Dinas Sosial P3A Bali Latih Kemandirian Anak Panti

oleh
Program Bimbingan Fisik, Mental, Spiritual dan Sosial terhadap anak panti yang dilaksanakan Dinas Sosial P3A Provinsi Bali - foto: Istimewa

KORANJURI.COM – Anak terlantar di dalam panti jadi permasalahan sosial tersendiri yang perlu ditangani.

Kadis Sosial P3A Provinsi Bali Luh Ayu Aryani mengatakan, anak terlantar yang diasuh di panti sosial perlu diajarkan kemandirian.

“Mereka perlu mendapatkan bimbingan fisik, mental, spiritual dan sosial. Itu menjadi bagian pemerintah dalam melakukan penanganan yang lebih baik,” kata Ayu Aryani, Senin (8/7/2024).

Bimbingan itu dilaksanakan melalui program rehabilitasi sosial yang diikuti 30 anak dari 11 lembaga kesejahteraan sosial anak (LKSA) di seluruh Bali.

Luh Ayu Aryani mengatakan, bimbingan yang diberikan mencakup fisik, mental, spiritual dan sosial.

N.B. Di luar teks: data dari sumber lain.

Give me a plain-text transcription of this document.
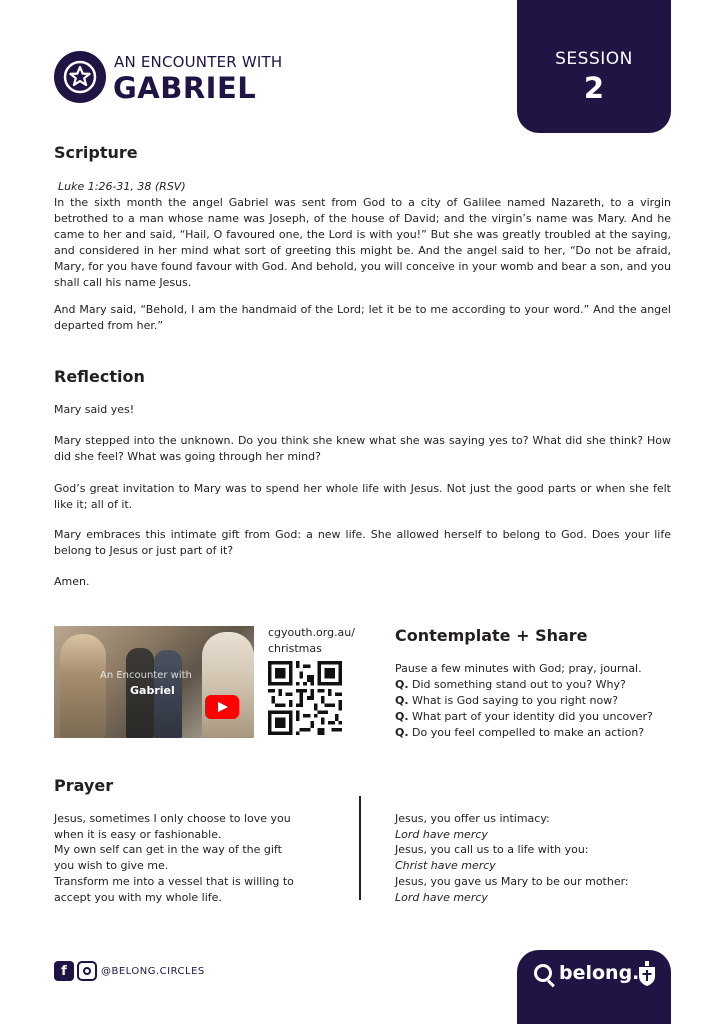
AN ENCOUNTER WITH
GABRIEL
SESSION
2
Scripture
Luke 1:26-31, 38 (RSV)
In the sixth month the angel Gabriel was sent from God to a city of Galilee named Nazareth, to a virgin betrothed to a man whose name was Joseph, of the house of David; and the virgin’s name was Mary. And he came to her and said, “Hail, O favoured one, the Lord is with you!” But she was greatly troubled at the saying, and considered in her mind what sort of greeting this might be. And the angel said to her, “Do not be afraid, Mary, for you have found favour with God. And behold, you will conceive in your womb and bear a son, and you shall call his name Jesus.
And Mary said, “Behold, I am the handmaid of the Lord; let it be to me according to your word.” And the angel departed from her.”
Reflection
Mary said yes!
Mary stepped into the unknown. Do you think she knew what she was saying yes to? What did she think? How did she feel? What was going through her mind?
God’s great invitation to Mary was to spend her whole life with Jesus. Not just the good parts or when she felt like it; all of it.
Mary embraces this intimate gift from God: a new life. She allowed herself to belong to God. Does your life belong to Jesus or just part of it?
Amen.
An Encounter with
Gabriel
cgyouth.org.au/
christmas
Contemplate + Share
Pause a few minutes with God; pray, journal.
Q. Did something stand out to you? Why?
Q. What is God saying to you right now?
Q. What part of your identity did you uncover?
Q. Do you feel compelled to make an action?
Prayer
Jesus, sometimes I only choose to love you
when it is easy or fashionable.
My own self can get in the way of the gift
you wish to give me.
Transform me into a vessel that is willing to
accept you with my whole life.
Jesus, you offer us intimacy:
Lord have mercy
Jesus, you call us to a life with you:
Christ have mercy
Jesus, you gave us Mary to be our mother:
Lord have mercy
f	@BELONG.CIRCLES	belong.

Meski berada di bawah asuhan panti sosial, kata Luh Ayu Aryani, hak anak harus terpenuhi. Mereka memiliki kesempatan yang sama seperti anak-anak lain.

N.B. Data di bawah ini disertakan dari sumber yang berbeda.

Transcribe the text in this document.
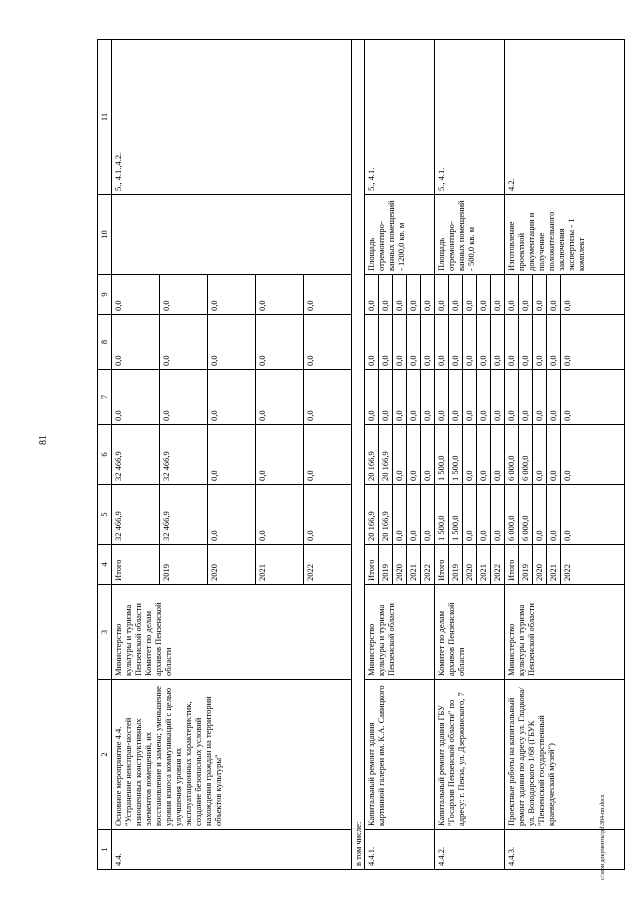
81
1	2	3	4	5	6	7	8	9	10	11
4.4.	Основное мероприятие 4.4. "Устранение неисправ-ностей изношенных конструктивных элементов помещений, их восстановление и замена; уменьшение уровня износа коммуникаций с целью улучшения уровня их эксплуатационных характеристик, создание безопасных условий нахождения граждан на территории объектов культуры"	Министерство культуры и туризма Пензенской области Комитет по делам архивов Пензенской области	Итого	32 466,9	32 466,9	0,0	0,0	0,0		5., 4.1.,4.2.
			2019	32 466,9	32 466,9	0,0	0,0	0,0		
			2020	0,0	0,0	0,0	0,0	0,0		
			2021	0,0	0,0	0,0	0,0	0,0		
			2022	0,0	0,0	0,0	0,0	0,0		
в том числе:										
4.4.1.	Капитальный ремонт здания картинной галереи им. К.А. Савицкого	Министерство культуры и туризма Пензенской области	Итого	20 166,9	20 166,9	0,0	0,0	0,0	Площадь отремонтиро-ванных помещений - 1200,0 кв. м	5., 4.1.
			2019	20 166,9	20 166,9	0,0	0,0	0,0		
			2020	0,0	0,0	0,0	0,0	0,0		
			2021	0,0	0,0	0,0	0,0	0,0		
			2022	0,0	0,0	0,0	0,0	0,0		
4.4.2.	Капитальный ремонт здания ГБУ "Госархив Пензенской области" по адресу: г. Пенза, ул. Дзержинского, 7	Комитет по делам архивов Пензенской области	Итого	1 500,0	1 500,0	0,0	0,0	0,0	Площадь отремонтиро-ванных помещений - 500,0 кв. м	5., 4.1.
			2019	1 500,0	1 500,0	0,0	0,0	0,0		
			2020	0,0	0,0	0,0	0,0	0,0		
			2021	0,0	0,0	0,0	0,0	0,0		
			2022	0,0	0,0	0,0	0,0	0,0		
4.4.3.	Проектные работы на капитальный ремонт здания по адресу ул. Гладкова/ ул. Володарского 1/68 (ГБУК "Пензенский государственный краеведческий музей")	Министерство культуры и туризма Пензенской области	Итого	6 000,0	6 000,0	0,0	0,0	0,0	Изготовление проектной документации и получение положительного заключения экспертизы - 1 комплект	4.2.
			2019	6 000,0	6 000,0	0,0	0,0	0,0		
			2020	0,0	0,0	0,0	0,0	0,0		
			2021	0,0	0,0	0,0	0,0	0,0		
			2022	0,0	0,0	0,0	0,0	0,0		
c:\мои документы\pd\384-пп.docx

“Dengan bimbingan yang dilakukan diharapkan anak-anak ini tumbuh dengan ketrampilan yang memadai. Bimbingan ini untuk membangun sumber daya manusia yang lebih baik,” ujarnya.

“Kegiatan berlangsung mulai 7-13 Juli 2024,” tambahnya.

Plt. Kabid Rehabilitasi Sosial, Dinas Sosial P3A Bali Dewa Ayu Eka Putri mengatakan, LKSA yang terlibat sebagai peserta berasal dari Denpasar, Badung, Tabanan, Klungkung, Buleleng dan Bangli.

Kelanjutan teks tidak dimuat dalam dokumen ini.